Stresstest Zügeln

Editorial

Stresstest Zügeln

Umziehen geht nicht ohne Verzweiflungsmomente. Manchmal sind sie erdrückend und langanhaltend, manchmal gehen sie vorüber. Was macht den Unterschied?

Vor kurzem sind zwei meiner Freundinnen in neue Wohnungen gezogen. Meine eigenen Umzugserfahrungen sind zwar lange her – aber an etwas erinnere ich mich sehr deutlich: Es gab jedes Mal Verzweiflungsmomente, wo ich dachte, ich packe es nicht mehr.

Vor Jahren schon ist die eine Freundin umgezogen. Weil renoviert wurde, musste sie etwas Neues suchen. In der Not hat sie die erstbeste Wohnung genommen. Die Zügel-Verzweiflung wurde beinahe zum Trauma. Alles Räumen, Sortieren, Packen war eine Qual.
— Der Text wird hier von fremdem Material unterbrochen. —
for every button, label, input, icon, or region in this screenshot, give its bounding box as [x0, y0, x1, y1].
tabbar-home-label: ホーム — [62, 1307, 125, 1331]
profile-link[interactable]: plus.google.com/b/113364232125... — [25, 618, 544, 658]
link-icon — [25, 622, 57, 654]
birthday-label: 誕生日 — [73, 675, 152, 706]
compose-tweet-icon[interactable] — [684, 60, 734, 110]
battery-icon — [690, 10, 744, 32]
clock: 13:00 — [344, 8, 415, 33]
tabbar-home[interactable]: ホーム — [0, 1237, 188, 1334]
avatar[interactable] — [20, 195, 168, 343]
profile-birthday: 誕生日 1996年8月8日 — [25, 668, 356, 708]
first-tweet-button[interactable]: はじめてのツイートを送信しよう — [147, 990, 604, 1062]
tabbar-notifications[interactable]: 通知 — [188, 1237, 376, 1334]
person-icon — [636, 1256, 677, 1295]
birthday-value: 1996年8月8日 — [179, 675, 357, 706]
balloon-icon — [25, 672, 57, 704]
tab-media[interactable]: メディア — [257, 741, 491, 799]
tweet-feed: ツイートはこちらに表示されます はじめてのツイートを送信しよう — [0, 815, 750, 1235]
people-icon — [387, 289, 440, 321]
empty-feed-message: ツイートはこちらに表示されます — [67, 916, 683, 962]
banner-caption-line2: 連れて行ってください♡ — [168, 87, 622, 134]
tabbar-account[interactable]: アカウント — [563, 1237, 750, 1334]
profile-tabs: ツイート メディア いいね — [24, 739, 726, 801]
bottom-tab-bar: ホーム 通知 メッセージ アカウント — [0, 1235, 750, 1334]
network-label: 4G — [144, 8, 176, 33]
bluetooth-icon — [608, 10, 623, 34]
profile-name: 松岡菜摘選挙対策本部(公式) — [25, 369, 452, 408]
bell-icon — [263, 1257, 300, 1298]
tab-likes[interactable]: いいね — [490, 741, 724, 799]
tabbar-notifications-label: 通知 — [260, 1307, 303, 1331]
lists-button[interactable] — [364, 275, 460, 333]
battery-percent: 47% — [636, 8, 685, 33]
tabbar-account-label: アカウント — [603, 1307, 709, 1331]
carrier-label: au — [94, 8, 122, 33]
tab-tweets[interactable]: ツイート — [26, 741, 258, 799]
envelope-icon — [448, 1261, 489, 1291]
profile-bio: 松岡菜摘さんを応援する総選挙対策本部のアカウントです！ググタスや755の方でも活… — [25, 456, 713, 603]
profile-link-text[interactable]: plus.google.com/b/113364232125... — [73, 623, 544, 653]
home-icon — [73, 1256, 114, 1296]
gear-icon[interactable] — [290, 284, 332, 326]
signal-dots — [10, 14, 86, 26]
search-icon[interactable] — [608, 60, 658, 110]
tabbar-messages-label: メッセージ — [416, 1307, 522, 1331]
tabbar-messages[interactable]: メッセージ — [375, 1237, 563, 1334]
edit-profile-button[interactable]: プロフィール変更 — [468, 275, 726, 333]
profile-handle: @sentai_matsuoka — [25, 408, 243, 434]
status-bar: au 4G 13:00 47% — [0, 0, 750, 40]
Und es dauerte lange, bis ihr am neuen Ort einigermassen wohl war.

Diesmal gab es keinen Grund, auszuziehen. Als eine Alterswohnung frei wurde, hat sie um diese Wohnung gekämpft – obwohl sie kleiner als die bisherige ist. Es war wieder ganz viel Loslassen, Entscheiden, Entsorgen gefragt. Genau das, was so traumatisch in Erinnerung war. Auch diesmal blieb das Gefühl völliger Überforderung nicht aus. Aber: Es war anders. Es waren Momente. Sie waren zu überwinden. «Der liebe Gott hat mir mittels vieler Freunde beim Überwinden geholfen», sagt sie.

Ich glaube, der Unterschied ist die eigene, freie Entscheidung. Meine Freundin fühlte sich diesmal nicht als Opfer von Beschlüssen anderer oder von Umständen, sondern hat selbst gehandelt. Und dabei immer wieder nach vorne geschaut, sich trotz Ängsten und Zweifeln Gutes von der Zukunft er-wartet. Nun geniesst sie eine wunderbare Aussicht auf den Zürichsee und kann das Glück der kleinen, aber feinen Wohnung kaum fassen.

Ich muss aktuell nicht umziehen. Aber auch ich kann im Alltag immer wieder frei entscheiden und – obwohl nicht immer offensichtlich – Gutes erwartend in die Zukunft gehen.